Hier, à la Fabrique, à l’issue du rappel quotidien des Préceptes de la Loi qui clôt chaque journée de travail, on nous a distribué nos bandeaux électroniques. Au moment de me coucher, j’ai ajusté le mien sur mes yeux avant d’actionner son mécanisme de verrouillage programmé pour se désactiver ce soir, à 18h précises, juste avant l’allocution télévisée du Glorieux Omnipotent.
Ce matin, comme tous les matins, j’ai ouvert les yeux alors que finissait de retentir la troisième salve des Canons du Réveil. Et je n’ai rien vu. Mes oreilles bourdonnaient encore et j’imaginais, comme la peau tendue d’un tambour, la paroi de mes tympans animée d’un mouvement oscillatoire dont la fréquence diminuait jusqu’à devenir nulle. Ce fut alors le silence ou plutôt l’idée que l’esprit peut se faire du silence. J’avais appris, en cours de biomécanique, que la perception que notre oreille avait de l’absence de son correspondait en fait à une puissance sonore d’une vingtaine de décibels. Le silence humain restait donc relativement bruyant, il bruissait en fait de soupirs inaudibles. Alors que, imposant à mon corps une immobilité absolue, je me concentrai pour tenter de percevoir les sons qui étaient d’ordinaire inaccessibles à mon oreille, je fus vigoureusement projeté au sol par le basculement automatique de ma couchette. J’avais déjà trois minutes de retard sur l’horaire officiel.

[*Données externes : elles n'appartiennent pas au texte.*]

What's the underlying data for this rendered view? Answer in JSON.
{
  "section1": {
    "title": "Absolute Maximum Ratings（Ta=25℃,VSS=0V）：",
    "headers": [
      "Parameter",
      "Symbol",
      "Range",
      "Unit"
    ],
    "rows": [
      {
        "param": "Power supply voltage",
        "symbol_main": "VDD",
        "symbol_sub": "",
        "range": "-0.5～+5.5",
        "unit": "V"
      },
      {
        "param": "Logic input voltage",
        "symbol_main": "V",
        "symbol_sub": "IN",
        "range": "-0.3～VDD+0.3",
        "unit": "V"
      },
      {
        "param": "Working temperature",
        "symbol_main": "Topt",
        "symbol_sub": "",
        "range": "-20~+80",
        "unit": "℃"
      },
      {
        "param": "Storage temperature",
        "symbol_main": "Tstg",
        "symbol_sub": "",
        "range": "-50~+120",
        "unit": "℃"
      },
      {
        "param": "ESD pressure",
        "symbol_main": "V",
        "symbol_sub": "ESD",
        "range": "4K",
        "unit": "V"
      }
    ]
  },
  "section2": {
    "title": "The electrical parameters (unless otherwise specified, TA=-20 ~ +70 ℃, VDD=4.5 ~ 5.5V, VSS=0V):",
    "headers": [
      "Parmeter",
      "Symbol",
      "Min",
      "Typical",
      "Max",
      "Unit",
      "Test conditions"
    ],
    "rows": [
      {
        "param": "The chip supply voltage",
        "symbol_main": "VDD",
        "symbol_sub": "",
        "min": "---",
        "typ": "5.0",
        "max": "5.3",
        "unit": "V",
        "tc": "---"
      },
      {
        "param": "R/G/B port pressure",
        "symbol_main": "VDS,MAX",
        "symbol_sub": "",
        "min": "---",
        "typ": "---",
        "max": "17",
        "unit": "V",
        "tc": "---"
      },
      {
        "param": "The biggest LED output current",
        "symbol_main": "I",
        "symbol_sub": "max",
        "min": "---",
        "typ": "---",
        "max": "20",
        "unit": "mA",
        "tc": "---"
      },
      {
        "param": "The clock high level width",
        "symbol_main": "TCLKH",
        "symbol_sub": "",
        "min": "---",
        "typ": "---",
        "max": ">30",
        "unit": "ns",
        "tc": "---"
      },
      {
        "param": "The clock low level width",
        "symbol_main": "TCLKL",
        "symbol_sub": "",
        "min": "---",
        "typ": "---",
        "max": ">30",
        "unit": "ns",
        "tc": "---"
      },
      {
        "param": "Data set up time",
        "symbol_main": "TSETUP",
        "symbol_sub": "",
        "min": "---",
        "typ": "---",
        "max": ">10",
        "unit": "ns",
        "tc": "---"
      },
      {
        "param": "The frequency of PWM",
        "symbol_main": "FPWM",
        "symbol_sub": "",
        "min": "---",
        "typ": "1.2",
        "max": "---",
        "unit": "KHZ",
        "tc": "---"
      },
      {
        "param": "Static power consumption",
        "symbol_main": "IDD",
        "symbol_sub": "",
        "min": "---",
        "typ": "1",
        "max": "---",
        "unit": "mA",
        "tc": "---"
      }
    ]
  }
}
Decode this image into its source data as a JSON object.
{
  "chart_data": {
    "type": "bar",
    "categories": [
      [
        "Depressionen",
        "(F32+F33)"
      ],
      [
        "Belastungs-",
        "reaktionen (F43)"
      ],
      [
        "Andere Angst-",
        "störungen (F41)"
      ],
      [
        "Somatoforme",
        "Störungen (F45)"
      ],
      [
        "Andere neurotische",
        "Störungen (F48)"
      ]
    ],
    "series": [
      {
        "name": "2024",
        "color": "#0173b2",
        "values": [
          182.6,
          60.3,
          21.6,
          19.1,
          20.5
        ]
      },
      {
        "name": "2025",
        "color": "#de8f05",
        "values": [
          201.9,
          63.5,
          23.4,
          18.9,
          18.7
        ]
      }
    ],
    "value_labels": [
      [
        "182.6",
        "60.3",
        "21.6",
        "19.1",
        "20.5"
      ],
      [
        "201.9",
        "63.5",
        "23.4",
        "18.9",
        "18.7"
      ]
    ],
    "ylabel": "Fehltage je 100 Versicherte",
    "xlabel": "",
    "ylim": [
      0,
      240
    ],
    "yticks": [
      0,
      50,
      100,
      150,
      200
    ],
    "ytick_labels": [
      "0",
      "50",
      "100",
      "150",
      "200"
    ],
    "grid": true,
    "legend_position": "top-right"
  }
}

La dalle de ciment était lisse et froide, si lisse et si froide qu’elle me semblait désagréablement humide. Pourquoi mon cerveau associait-il froid et humidité ? Malgré ma position inconfortable, je pris le temps d’y réfléchir. Le froid condensait les molécules d’eau présentes dans l’air, passant de l’état gazeux à l’état liquide, celles-ci devaient être plus à même d’influencer nos capteurs sensoriels, ceux du toucher en particulier mais peut-être pas uniquement. Si, dans mon enfance, j’avais souvent entendu ma mère qui s’affairait devant la cuisinière me dire : « Ne touche pas ! C’est chaud ! », il m’était également loisible de voir littéralement cette chaleur par l’intermédiaire de la couleur rougeoyante des rondelles concentriques de fonte chauffées par le bois qui brûlait dans le foyer de la cuisinière. À la réflexion, il m’était également possible de sentir cette chaleur ; la sentir non en tant que telle mais à travers les émanations des corps exposés à une augmentation de température. J’en étais là de mes réflexions quand un brusque coup de pied dans le ventre, pourtant préalablement annoncé par le bruit des bottes qui se rapprochaient, me tira de mes considérations psycho-physiologiques. Le souffle partiellement coupé, je me levai aussi rapidement que je le pus afin de me diriger vers la salle d’eau. Je trébuchai sur le pied botté mis en travers de mon chemin et retrouvai douloureusement le contact lisse, froid et humide de la dalle de ciment.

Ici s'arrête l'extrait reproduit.